E ancora su un treno notturno, destinazione Azerbaigian, si passa il confine e Portillo è orgoglioso di mostrare che gli hanno lasciato sul passaporto il timbro con l’immagine di una locomotiva. Il paesaggio è totalmente mutato, non più territori verdeggianti, ma brulli e lunari, attraversati dai lunghissimi oleodotti, in quattordici ore si sta andando verso la terra del fuoco, verso il cuore petrolifero. A Baku piove, la stazione è un profluvio di marmi, modernità e ricchezza si respirano ovunque, hanno sgombrato le case popolari, con polemiche; internazionale e innovativa, ma Baku non dimentica la sua storia millenaria. Il cuore antico sopravvive all’ombra dei grattacieli più arditi. Le moschee rase al suolo sono risorte e riaperte, siamo in terra musulmana e asiatica.
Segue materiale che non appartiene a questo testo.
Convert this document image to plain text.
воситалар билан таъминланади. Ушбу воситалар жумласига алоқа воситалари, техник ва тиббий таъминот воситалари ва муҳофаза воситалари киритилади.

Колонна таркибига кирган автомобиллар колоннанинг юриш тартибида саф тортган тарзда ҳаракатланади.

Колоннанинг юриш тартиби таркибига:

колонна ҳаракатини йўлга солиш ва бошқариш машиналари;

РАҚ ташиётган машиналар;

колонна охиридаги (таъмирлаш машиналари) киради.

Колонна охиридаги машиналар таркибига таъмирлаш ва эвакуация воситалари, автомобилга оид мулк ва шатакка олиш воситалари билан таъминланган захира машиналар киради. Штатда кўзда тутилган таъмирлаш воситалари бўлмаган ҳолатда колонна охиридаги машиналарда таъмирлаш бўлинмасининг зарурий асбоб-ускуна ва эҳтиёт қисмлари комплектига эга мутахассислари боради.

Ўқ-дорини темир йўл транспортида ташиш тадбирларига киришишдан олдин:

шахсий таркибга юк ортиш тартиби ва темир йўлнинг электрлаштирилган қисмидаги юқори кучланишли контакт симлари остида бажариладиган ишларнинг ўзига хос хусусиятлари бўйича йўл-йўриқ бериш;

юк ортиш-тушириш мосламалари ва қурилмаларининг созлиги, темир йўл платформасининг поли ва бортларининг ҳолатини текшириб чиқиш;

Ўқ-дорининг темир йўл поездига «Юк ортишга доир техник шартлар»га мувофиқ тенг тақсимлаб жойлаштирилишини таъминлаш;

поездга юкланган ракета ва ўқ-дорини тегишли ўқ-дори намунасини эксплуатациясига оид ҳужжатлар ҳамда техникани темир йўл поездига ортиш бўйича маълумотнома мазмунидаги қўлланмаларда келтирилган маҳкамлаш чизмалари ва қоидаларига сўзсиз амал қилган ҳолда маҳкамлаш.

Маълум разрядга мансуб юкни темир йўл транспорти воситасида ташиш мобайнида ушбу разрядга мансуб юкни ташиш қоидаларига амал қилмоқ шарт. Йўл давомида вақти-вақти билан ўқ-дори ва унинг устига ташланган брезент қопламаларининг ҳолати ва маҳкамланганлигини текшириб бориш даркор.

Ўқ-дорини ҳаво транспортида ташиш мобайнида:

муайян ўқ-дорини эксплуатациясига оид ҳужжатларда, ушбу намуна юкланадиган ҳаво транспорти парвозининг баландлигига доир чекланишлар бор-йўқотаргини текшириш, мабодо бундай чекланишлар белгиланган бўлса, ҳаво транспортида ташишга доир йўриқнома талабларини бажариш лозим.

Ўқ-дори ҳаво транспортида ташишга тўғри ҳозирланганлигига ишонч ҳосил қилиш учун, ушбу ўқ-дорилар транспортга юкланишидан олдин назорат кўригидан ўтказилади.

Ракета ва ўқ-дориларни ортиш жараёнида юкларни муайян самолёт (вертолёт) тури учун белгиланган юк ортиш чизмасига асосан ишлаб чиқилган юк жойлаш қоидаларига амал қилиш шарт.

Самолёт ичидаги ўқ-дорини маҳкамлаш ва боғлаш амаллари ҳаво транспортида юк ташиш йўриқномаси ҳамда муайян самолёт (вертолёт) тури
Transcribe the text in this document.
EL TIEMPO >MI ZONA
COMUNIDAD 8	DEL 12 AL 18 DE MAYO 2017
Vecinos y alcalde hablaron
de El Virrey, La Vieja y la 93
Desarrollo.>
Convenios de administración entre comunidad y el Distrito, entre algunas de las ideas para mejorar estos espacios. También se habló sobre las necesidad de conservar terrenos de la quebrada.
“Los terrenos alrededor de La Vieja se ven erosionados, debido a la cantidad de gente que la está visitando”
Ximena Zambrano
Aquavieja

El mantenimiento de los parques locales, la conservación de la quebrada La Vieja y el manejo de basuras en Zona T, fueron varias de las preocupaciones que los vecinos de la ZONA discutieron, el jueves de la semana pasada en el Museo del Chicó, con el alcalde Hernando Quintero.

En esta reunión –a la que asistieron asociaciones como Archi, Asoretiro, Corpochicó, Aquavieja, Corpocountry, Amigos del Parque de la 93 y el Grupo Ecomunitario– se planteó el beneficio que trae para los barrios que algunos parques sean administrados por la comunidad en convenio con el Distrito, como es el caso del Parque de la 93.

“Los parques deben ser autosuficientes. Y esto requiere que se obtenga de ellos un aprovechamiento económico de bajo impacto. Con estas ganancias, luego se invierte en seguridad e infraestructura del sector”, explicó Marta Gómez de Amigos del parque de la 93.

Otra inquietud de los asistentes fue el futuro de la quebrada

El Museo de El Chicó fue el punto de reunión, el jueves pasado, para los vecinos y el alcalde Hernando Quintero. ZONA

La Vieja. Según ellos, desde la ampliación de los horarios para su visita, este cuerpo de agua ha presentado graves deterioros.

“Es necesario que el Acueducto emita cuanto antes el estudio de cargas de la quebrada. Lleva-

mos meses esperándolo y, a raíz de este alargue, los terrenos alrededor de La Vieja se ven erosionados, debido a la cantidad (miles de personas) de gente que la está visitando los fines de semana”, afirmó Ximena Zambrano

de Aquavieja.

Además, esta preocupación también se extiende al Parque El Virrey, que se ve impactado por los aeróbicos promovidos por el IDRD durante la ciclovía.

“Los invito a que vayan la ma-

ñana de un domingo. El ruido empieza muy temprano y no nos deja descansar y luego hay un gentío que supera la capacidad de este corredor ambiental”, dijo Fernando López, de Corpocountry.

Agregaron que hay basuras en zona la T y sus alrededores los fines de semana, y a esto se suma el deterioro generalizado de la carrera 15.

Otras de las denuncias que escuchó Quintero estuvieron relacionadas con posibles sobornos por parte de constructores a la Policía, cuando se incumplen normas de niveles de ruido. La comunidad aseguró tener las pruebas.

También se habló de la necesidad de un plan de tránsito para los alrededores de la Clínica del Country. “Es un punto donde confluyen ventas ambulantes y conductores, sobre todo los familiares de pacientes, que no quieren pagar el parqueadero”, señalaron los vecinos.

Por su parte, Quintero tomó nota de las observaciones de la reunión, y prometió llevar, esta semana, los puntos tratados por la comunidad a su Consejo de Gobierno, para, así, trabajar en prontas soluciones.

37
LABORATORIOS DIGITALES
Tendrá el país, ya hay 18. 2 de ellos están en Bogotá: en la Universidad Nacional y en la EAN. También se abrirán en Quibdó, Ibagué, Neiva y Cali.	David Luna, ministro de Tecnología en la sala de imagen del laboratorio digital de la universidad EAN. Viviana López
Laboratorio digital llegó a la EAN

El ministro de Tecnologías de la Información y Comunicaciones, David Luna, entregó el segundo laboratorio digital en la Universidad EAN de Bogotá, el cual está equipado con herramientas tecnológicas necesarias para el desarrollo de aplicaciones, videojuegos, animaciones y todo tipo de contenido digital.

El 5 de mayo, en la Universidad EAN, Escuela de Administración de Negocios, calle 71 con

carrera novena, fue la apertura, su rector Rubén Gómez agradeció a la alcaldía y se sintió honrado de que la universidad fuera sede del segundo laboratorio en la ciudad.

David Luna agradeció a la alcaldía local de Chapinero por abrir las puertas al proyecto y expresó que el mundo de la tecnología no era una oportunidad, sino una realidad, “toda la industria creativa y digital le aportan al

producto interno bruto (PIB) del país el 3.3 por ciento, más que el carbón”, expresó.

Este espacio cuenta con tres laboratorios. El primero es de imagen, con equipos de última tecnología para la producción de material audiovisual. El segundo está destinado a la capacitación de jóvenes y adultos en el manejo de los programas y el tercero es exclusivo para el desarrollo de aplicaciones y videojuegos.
Se la Georgia guarda all’Europa, questa regione guarda ad Oriente, le accomuna la diffidenza verso la Russia. Portillo è affascinato dal verde smeraldo dell’imponente moschea. Il giornalista indossa un costume tradizionale e si cala nei panni di un arbitro per la partita di polo locale, per poi assistere ad acrobazie equestri. E naturalmente visita uno stabilimento petrolifero, il più grande del mondo, il petrolio costituisce il 90% delle esportazioni. E questa rilevanza era già sottolineata dalla Bradshaw del 1913. Come curiosità ci viene raccontato che alla corsa dell’oro nero partecipò a suo tempo anche Nobel, sì quello del premio. Una grandiosa opera ingegneristica è stata la costruzione dell’oleodotto lungo 900 chilometri, attraverso un territorio montagnoso e irto di difficoltà. Questo fa di Baku la Dubai del Mar Caspio.
Si conclude così questa sorta di dittico Ucraina e Georgia-Azerbaigian. Non ho capito bene come continua la serie. Ma successive puntate dovrebbero essere dedicate all’India. Per ora non trovo traccia di lanci. Ve lo segnalerò appena ne saprò di più.